Akcje brokera, kierowanego przez Omara Arnaouta, wyraźnie dziś drożeją, a spółka zadomowiła się w gronie tych, których kurs jest na lub w pobliżu rocznego szczytu.

Zasługa w tym wyników Plus 500, brytyjskiego odpowiednika, który pochwalił się 10-procentowym wzrostem liczby nowych klientów w porównaniu z poprzednim kwartałem oraz 5-procentowym wzrostem liczby aktywnych klientów. Według agencji Bloomberg do podtrzymania dobrego sentymentu przyczyniły się też zdjęcia Ikera Casillasa, byłego piłkarza Realu Madryt i reprezentacji Hiszpanii z jej najlepszego okresu - ex-bramkarz ma być ponoć twarzą nowej kampanii XTB.
Według Mikołaja Lemańczyka, analityka mBanku, spółka zaraportuje bardzo dobre wyniki za I kwartał. Spodziewa się, że broker pozyskał nawet 100 tys. nowych klientów, a właśnie na tym, a nie na rentowności lota inwestorzy skupiają uwagę.

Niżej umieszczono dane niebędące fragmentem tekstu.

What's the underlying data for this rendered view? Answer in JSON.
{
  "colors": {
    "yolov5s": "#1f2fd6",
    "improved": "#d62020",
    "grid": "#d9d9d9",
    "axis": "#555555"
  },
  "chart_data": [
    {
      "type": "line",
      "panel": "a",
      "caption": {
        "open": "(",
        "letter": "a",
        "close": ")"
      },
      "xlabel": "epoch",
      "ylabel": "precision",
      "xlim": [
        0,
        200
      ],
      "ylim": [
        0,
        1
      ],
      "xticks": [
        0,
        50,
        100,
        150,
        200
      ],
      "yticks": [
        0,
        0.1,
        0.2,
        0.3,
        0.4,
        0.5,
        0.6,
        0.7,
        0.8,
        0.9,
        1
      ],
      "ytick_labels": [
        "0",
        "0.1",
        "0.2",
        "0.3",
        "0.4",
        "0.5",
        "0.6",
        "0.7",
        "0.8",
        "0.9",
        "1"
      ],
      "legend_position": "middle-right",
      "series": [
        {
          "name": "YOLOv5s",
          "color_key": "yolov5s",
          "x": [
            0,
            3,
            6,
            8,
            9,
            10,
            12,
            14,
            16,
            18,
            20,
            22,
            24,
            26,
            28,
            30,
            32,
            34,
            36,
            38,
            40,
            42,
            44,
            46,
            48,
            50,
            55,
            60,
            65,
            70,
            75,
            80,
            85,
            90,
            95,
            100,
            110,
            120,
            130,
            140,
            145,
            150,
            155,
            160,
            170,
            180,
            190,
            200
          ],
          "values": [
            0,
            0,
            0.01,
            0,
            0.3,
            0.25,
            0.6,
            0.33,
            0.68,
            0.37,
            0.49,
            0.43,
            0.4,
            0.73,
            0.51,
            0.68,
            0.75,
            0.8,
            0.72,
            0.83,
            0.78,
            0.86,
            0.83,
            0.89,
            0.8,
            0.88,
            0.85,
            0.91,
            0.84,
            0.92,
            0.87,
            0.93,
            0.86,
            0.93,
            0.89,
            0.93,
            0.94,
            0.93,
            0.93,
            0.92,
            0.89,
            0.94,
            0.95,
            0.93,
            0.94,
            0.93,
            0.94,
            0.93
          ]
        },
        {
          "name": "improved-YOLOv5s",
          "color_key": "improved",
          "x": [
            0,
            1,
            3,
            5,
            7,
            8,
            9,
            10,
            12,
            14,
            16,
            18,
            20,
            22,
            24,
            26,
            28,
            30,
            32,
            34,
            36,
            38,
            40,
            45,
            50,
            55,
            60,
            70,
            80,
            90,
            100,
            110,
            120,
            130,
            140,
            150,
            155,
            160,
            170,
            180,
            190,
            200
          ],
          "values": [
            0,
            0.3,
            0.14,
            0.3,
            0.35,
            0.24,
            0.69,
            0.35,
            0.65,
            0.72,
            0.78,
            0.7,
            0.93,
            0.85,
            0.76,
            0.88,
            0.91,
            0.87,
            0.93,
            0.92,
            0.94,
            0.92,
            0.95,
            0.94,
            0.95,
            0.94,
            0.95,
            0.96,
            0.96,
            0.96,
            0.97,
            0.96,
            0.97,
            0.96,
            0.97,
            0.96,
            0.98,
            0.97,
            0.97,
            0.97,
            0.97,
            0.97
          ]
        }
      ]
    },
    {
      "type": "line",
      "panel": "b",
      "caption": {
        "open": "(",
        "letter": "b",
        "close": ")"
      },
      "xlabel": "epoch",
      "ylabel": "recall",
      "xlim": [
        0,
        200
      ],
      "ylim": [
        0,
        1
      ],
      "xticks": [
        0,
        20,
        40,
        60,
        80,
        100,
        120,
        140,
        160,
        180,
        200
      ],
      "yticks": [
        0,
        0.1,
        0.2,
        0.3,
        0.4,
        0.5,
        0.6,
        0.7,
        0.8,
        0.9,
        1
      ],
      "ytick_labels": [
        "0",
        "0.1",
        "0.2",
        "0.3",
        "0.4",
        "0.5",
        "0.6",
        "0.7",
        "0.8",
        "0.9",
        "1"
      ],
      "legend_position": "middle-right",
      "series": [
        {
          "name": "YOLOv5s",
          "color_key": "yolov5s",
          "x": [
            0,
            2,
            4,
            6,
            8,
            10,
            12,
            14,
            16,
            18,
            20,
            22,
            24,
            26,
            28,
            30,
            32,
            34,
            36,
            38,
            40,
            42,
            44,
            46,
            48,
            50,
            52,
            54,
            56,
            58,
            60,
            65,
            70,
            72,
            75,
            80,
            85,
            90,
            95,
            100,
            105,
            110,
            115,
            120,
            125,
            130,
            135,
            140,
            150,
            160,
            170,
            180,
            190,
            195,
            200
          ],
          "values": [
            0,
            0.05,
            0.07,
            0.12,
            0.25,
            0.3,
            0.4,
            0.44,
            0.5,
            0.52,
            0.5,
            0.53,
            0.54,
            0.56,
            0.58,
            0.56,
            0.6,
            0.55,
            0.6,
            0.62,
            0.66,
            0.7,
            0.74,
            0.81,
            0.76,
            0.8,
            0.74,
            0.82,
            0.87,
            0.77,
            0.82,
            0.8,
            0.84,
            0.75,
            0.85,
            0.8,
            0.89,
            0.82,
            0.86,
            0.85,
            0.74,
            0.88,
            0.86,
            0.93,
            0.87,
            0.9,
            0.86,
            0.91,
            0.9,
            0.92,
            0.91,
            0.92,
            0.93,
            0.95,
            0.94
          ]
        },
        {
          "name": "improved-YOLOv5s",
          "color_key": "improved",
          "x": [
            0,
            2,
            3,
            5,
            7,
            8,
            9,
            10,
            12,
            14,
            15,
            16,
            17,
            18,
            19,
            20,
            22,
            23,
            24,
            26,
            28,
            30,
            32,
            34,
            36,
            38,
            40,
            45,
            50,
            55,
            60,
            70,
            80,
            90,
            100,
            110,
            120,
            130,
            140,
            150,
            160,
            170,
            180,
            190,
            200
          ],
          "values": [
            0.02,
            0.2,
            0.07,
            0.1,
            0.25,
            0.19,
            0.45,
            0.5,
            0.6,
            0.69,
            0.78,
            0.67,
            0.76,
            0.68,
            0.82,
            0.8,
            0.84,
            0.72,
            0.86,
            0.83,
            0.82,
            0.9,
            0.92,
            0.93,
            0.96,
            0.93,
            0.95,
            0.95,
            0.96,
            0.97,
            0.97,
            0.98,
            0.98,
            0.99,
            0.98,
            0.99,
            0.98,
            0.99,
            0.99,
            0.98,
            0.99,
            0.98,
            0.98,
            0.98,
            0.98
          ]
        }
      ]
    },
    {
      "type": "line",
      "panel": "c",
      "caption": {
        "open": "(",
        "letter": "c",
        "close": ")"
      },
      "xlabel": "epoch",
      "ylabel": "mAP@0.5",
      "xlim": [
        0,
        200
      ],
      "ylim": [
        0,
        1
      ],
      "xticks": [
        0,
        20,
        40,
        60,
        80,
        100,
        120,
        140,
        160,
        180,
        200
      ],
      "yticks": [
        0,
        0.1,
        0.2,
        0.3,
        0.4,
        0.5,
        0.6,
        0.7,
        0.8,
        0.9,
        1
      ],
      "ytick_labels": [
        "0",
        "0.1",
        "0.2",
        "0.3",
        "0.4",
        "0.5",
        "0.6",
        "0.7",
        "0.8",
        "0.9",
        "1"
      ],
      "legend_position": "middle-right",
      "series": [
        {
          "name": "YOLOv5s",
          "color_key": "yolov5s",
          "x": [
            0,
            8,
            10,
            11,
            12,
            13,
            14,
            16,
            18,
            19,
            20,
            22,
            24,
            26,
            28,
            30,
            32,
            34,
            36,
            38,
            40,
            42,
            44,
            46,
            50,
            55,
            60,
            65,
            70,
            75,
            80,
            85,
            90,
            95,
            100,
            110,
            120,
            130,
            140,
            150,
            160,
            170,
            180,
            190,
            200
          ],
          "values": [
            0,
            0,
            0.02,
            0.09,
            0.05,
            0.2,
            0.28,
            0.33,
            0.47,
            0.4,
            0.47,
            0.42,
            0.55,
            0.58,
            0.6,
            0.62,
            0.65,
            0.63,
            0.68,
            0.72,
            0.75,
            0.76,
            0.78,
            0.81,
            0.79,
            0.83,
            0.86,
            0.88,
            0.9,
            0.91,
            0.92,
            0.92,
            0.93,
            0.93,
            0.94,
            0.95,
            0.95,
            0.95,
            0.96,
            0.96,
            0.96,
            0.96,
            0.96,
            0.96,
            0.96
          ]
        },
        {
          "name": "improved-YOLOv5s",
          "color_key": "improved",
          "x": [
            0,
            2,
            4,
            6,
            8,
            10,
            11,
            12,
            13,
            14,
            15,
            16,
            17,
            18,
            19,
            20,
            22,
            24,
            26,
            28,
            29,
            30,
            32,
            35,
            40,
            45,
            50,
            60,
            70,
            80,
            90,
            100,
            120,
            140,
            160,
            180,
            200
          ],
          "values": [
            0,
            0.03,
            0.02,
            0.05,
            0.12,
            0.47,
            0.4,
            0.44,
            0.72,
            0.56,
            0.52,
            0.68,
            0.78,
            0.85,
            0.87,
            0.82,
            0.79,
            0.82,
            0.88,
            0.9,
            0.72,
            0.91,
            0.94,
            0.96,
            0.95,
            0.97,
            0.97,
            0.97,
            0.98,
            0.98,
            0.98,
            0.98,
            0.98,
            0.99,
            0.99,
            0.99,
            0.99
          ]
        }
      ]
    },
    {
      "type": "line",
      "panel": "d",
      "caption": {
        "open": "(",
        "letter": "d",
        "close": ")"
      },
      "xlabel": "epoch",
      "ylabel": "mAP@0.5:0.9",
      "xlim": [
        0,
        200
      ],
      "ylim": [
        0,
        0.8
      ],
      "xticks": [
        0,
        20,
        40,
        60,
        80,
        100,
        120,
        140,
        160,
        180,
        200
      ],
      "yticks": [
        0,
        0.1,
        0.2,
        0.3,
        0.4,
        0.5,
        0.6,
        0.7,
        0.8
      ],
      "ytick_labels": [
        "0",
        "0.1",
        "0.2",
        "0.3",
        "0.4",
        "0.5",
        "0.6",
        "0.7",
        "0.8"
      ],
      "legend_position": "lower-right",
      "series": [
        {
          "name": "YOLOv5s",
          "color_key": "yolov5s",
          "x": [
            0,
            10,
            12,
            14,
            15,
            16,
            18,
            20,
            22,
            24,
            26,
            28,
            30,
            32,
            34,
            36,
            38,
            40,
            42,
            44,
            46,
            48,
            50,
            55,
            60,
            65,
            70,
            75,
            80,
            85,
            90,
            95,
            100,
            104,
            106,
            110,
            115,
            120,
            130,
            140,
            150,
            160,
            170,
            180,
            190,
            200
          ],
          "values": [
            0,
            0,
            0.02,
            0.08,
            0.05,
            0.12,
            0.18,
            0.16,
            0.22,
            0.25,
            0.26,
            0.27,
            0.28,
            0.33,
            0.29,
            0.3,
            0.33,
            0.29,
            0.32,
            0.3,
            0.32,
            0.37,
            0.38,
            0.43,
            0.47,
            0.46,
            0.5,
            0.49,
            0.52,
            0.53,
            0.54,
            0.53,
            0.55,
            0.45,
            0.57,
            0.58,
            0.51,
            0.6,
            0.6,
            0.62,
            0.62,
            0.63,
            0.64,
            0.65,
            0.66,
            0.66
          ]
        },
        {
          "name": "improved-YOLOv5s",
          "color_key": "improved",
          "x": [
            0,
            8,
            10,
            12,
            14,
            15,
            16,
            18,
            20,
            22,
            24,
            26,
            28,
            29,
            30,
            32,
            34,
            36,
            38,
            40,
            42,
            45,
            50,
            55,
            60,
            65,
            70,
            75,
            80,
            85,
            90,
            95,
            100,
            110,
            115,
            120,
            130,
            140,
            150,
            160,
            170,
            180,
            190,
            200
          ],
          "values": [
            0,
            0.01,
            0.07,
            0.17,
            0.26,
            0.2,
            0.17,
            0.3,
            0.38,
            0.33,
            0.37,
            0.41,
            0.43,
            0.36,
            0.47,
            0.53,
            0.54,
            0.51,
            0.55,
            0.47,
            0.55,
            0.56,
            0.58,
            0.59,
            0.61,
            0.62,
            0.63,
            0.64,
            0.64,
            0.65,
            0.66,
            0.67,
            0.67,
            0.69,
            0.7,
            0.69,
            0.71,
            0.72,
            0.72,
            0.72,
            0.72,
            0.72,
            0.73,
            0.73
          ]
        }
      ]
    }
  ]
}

Asseco z perspektywą buybacku
Na rocznym maksimum znajduje się kurs Asseco Poland. Informatyczna grupa po rekordowym roku tradycyjnie podzieli się z akcjonariuszami zyskiem w postaci dywidendy, ale rozważa też skup akcji własnych. Choć raportowana wartość portfela jest zbliżona do zeszłorocznej, spółka ma podstawy do wzrostu.
W gronie spółek blisko rocznego maksimum lub w jego pobliżu jest ponadto kilka banków, PZU oraz Allegro.
Na przeciwnym biegunie znajdują się m.in.:
- Ten Square Games, przygnieciony słabymi wynikami, odpisami i zwolnieniami pracowników;
- Mo-Bruk, który nie może się pozbierać po sprzedaży części akcji przez założycieli, dokonanej po cenie daleko niższej niż kurs na GPW;
- Mabion, który nie okazał się pandemiczną żyłą złota, a wcześniejsze projekty albo nie będą rozwijane, albo poczekają na partnera;
- Kernel, gdzie część akcjonariuszy zwarła szyki, bo nie podoba im się perspektywa wycofania spółki z giełdy.